The Peroxisome Proliferator-Activated Receptor γ Agonist Pioglitazone Protects Vascular Endothelial Function in Hypercholesterolemic Rats by Inhibiting Myeloperoxidase
Objective. Hypercholesterolemia- (HC-) induced endothelial dysfunction is the first step of atherogenesis, and the peroxisome proliferator-activated receptor γ (PPARγ) has been reported to attenuate atherosclerosis formation; however, the underlying mechanisms are not fully understood.

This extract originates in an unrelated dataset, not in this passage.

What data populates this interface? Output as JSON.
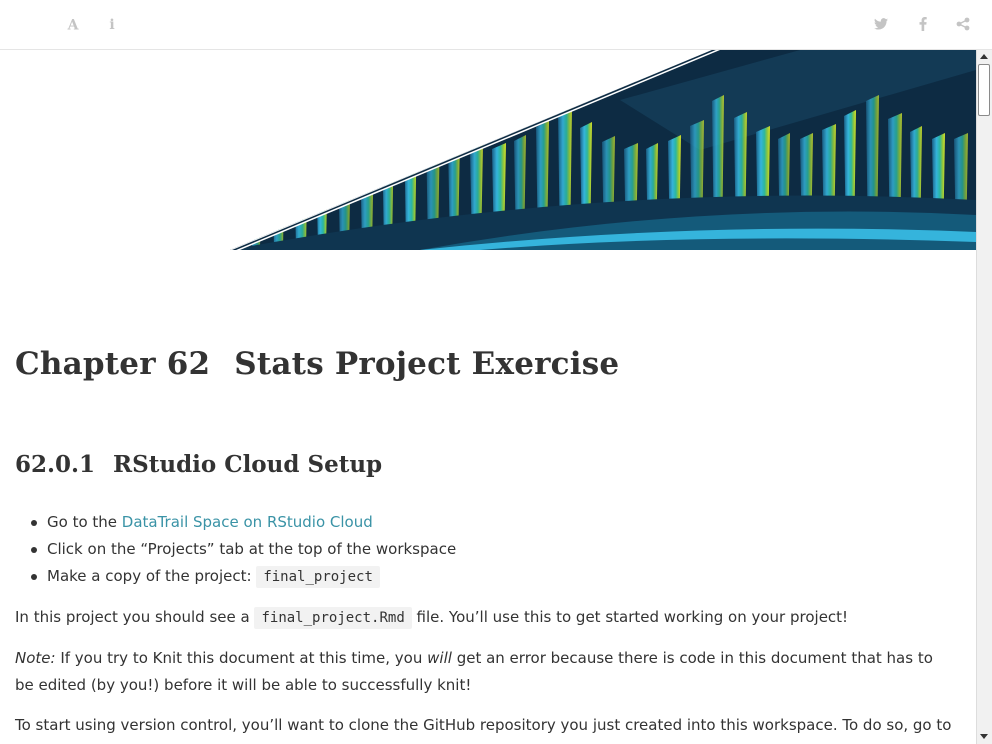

The present study was designed to determine whether myeloperoxidase (MPO) mediates HC-induced endothelial dysfunction and the role of the PPARγ agonist pioglitazone (PIO) in attenuating endothelial dysfunction. Methods. Male Wistar rats were fed with normal or high cholesterol diets for 8 weeks. HC rats were randomized to receive dapsone (DDS, the MPO inhibitor) during the last 6 days or PIO for the remaining 4 weeks. Vascular endothelial function was determined by comparing vasorelaxation to ACh, an endothelium-dependent vasodilator, and SNP, an endothelium-independent vasodilator in vascular rings in vitro. The vascular MPO activity, NOx content, and cGMP level were measured by the MPO activity assay kit, NO assay kit, and cGMP RIA kit. Results. Compared with rats fed with normal diet, endothelium-dependent vasodilation, NOx content, and cGMP level were decreased, and MPO activity was increased in thoracic aortas of rats fed with HC diet. There was a negative correlation between vascular endothelial function, NOx content or cGMP level, and MPO activity. PIO obviously reduced the MPO activity, increased NOx content and cGMP level, and improved endothelium-dependent vasodilation function in HC rats, which was essentially the same as that seen with DDS. And, there was a negative correlation between vascular endothelial function, NOx content or cGMP level, and MPO activity in the HC group and the PIO intervention group. Conclusion. MPO might provoke vascular endothelial dysfunction in hypercholesterolemic rats by reducing the NO biological activity and impairing the NO/cGMP/cGK signaling pathway. PIO might inhibit vascular MPO activity and increase NO bioavailability with the net result of reversing endothelial dysfunction.